I'm no good at standing while pedaling.


I had exactly the same problem during my latest 75 km bike race. I couldn't
follow the pack when going uphill, and had to catch them back after each
hill on flat land. Enough power, but too much weight. Too bad the arrival
what at the peak of a hill!

I believe this is due to my swimmer 's body: too much weight in the upper
body. I'm 76kg / 179cm, when typical bikers are around 67 kg for the same
heigth.

Maybe some triathlete here know how to sove this? How to lose weight -
without losing swimming power - in the upper body?

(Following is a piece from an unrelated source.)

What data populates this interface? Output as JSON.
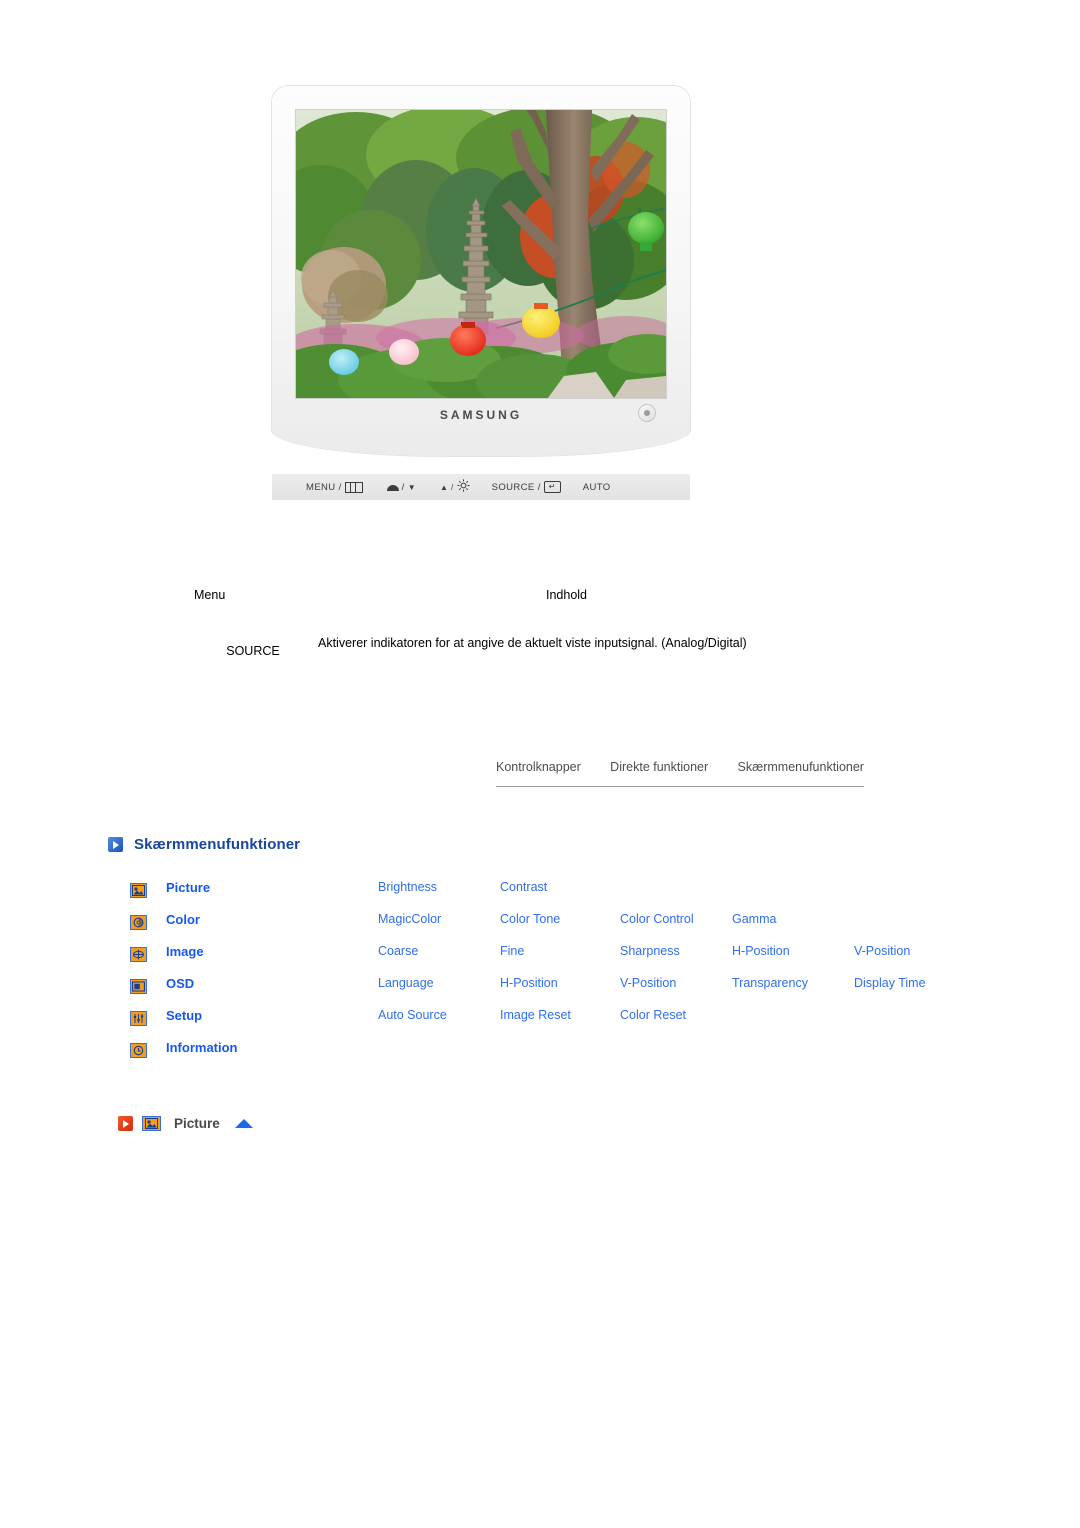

I don't think this problem is due to weight. There were plenty of men
and women in the same pack who were about my size or bigger. I'm not
all that big. 90 kilos is about 5 kilos heavier than I want to be, but
I'm not overweight. Perhaps I am bigger than the average elite bike
racer, but I was probably average for that race.

I attribute the problem to three causes:

1. I'm not a bike racer. I'm not much of a swimmer either, but I have
trained forty years as a swimmer, not a bike rider. I've done a lot of
spinners classes over the last year, which I'm sure partially accounts
for my big improvement, but doing six one-hour spinners classes per
week is nothing like doing a 100 mile race.

2. I didn't eat during the race until about the 120 km mark. I drank
plenty of water, but I'm pretty sure low blood sugar began to degrade
my performance at about the three hour mark.

3. I was riding a mountain bike with off-road tires. It is a very good
bike, with 29 inch wheels, and I am sure the bike also was responsible
for part of my improvement, but everyone else in the pack I was in
(except for one guy) was riding a fairly expensive road bike.

By the way, that other guy in my pack on a mountain bike was riding a
standard mountain bike, ie with the smaller wheels, and he weighed at
least 100 kilos. He was still with the pack when I dropped back.